South Kitsap Helpline buys Port Orchard Nursery
February 25, 2010 · Updated 2:01 PM
After waiting anxiously for everything to fall into place, the South Kitsap Helpline was able to buy its new home, the Port Orchard Nursery, this week.
With a $300,000 grant from the Birkenfeld trust in hand, SK Helpline Executive Director Jennifer Hardison said the purchase of the iconic business on Mitchell Avenue is complete.
“I am just still in happy shock,” Hardison said. “I need someone to pinch me.”
Just two weeks ago, Hardison was on pins and needles waiting for deal to go through, losing sleep as she thought of what the agency’s alternatives might be if its plan was derailed.
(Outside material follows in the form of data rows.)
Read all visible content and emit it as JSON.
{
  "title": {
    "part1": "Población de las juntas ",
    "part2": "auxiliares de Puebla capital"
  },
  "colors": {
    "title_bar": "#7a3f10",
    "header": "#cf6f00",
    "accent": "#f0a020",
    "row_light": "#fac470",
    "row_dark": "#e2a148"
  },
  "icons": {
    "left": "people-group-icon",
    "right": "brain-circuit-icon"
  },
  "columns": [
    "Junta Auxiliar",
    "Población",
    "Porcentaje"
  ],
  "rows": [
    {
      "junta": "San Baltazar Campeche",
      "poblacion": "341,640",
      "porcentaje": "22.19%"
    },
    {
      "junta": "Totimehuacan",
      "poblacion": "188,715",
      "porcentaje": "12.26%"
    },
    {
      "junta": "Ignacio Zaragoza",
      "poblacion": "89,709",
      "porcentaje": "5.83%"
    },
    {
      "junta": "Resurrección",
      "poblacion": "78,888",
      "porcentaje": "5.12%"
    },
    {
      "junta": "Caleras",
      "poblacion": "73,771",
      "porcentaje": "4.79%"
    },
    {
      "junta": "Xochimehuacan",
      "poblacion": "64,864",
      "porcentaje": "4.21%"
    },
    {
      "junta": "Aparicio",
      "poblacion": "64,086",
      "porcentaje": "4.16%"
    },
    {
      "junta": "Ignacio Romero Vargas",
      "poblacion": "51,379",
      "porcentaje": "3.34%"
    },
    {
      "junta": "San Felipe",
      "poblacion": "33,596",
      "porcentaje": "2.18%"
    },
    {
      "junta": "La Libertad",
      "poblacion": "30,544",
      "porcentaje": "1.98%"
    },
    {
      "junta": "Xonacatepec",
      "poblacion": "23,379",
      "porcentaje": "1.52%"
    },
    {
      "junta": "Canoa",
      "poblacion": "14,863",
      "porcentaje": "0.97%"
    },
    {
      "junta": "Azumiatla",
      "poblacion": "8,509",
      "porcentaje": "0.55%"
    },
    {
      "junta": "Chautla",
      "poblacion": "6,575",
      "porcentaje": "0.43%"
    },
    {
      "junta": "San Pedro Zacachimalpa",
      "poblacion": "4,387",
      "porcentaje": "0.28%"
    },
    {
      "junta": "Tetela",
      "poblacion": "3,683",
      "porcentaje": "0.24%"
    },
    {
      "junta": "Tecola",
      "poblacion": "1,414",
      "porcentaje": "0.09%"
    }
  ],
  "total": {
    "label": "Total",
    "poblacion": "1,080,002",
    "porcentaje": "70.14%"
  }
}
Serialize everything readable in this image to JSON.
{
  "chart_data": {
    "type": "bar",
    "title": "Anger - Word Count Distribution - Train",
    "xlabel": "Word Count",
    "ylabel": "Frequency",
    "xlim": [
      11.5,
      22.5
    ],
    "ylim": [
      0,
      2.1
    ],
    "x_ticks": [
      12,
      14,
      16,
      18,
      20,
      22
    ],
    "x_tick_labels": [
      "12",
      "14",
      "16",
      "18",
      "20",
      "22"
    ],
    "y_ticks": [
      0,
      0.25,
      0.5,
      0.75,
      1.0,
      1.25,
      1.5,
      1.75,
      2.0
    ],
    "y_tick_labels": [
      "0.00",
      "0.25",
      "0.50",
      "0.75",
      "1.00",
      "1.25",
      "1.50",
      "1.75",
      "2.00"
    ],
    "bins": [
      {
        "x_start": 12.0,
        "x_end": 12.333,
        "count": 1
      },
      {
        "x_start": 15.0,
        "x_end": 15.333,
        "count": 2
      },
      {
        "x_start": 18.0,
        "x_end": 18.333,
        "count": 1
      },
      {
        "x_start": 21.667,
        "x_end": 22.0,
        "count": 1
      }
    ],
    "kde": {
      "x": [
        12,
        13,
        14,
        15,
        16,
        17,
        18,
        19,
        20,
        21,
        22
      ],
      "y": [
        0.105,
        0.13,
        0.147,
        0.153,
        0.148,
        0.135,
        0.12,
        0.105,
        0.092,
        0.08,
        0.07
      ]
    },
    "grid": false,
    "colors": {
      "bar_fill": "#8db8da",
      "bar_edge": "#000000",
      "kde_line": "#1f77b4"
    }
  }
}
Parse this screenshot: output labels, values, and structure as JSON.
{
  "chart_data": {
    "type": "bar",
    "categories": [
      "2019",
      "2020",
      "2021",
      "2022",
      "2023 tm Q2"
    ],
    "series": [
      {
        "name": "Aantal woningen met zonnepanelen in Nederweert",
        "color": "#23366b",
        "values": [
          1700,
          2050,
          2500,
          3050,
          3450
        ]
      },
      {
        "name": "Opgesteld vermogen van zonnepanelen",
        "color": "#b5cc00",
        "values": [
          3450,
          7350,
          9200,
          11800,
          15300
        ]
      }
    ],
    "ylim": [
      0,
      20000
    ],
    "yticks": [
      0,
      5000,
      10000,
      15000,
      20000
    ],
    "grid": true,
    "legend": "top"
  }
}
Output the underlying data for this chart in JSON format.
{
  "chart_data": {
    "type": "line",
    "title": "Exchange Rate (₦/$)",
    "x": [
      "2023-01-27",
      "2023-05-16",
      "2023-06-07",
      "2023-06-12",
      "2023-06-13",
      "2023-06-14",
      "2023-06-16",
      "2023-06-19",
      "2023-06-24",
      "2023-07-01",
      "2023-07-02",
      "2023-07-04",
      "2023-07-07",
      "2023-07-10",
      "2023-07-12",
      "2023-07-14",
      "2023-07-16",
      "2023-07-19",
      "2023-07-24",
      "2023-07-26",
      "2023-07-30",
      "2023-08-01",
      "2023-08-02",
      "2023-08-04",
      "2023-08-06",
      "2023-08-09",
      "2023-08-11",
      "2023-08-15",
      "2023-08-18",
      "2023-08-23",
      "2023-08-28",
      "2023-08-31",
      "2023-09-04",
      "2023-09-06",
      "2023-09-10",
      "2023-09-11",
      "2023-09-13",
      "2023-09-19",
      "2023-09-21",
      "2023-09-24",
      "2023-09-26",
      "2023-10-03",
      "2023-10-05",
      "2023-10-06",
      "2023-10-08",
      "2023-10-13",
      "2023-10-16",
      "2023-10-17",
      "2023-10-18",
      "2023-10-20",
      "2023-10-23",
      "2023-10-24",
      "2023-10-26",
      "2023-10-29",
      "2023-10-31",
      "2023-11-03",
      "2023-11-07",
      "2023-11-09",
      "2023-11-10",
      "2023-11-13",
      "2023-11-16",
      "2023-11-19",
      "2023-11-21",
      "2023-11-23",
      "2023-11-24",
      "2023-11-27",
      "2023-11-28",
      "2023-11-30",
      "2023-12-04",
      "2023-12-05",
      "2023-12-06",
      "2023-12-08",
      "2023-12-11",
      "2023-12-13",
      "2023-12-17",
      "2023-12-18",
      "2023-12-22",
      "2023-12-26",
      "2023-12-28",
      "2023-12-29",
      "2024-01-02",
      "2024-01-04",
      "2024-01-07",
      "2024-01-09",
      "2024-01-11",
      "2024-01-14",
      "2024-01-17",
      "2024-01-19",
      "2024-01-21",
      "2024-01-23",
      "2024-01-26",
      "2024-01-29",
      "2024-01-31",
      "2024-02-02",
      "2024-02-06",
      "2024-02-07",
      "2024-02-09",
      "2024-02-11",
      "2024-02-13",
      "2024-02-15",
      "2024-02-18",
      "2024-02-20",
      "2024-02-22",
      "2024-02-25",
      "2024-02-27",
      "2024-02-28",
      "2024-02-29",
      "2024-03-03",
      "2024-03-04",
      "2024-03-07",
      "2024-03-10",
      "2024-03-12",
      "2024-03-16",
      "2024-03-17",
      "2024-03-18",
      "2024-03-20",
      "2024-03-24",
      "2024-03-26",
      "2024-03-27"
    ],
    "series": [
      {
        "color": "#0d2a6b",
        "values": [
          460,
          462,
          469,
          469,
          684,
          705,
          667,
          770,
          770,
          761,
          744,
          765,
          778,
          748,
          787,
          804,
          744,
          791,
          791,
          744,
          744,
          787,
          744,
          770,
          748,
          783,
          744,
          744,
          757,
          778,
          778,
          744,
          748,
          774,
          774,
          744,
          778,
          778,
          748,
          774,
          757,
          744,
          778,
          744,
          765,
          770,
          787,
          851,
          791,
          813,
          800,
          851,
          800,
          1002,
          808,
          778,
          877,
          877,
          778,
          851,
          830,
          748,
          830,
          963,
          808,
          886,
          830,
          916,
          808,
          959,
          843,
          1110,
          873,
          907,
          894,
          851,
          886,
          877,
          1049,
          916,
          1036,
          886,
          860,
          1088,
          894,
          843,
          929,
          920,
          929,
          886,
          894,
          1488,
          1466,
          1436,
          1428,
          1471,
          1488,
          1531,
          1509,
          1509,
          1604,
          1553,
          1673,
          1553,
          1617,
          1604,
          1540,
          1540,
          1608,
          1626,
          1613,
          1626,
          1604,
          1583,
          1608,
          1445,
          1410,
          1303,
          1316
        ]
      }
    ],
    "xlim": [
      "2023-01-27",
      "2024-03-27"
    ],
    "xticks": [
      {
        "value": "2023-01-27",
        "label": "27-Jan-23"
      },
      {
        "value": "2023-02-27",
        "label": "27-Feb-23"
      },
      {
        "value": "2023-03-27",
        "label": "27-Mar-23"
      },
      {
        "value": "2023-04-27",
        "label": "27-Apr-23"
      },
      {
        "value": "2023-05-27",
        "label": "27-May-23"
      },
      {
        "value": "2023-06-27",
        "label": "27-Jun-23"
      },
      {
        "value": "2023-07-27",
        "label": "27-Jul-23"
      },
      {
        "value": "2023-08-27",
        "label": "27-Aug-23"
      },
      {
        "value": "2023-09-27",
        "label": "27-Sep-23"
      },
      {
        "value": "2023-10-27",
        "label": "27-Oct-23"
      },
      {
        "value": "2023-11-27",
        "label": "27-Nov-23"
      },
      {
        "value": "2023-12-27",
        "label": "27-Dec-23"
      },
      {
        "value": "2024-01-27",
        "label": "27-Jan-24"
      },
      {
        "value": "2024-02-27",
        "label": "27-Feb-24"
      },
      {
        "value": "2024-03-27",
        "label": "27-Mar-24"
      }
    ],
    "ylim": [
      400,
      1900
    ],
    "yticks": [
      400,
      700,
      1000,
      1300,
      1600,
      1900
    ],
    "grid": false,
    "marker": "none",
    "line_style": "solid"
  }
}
But the plan was back on track and quickly picking up speed after the deal was finalized Wednesday.
“Our inbox is filling with online volunteer applications to help at the nursery and the tremendously positive response is just so well worth absolutely everything we have gone through this difficult past year,” she said.
With the lease at its current home up in May, Helpline will move its operations to the nearly three-acre nursery site that includes a store, home and greenhouse, and will begin growing fresh produce to offer its clients and to sell.
“This is just off the charts in terms of the opportunities it offers us,” Hardison said. “The goal is to create a sustainable food bank that goes beyond providing food for the hungry. To generate agency revenue, flowers, plants, produce and vegetable starts will be grown and sold both on-site and off-site at local farmers markets.”
She said the two-story home will house the agency’s offices along with a clothing bank. The current storefront will be renovated to create a choice-based, self-serve food bank, and a teaching facility, complete with a commercial kitchen for use by food bank clients and the general public.
“Our basic mission is to feed people,” Hardison said. “This will enable us to feed more people, and to feed them healthier food. But it will also give us the means to help educate them about how to help themselves. This is going to raise Helpline and the services it provides to a whole new level.”
“I think it’s marvelous,” said Port Orchard Chamber Director Coreen Haydock Johnson, who explained that she was executive director of Helpline “way back when, in the 1980s, so I get real excited when good things happen for them.”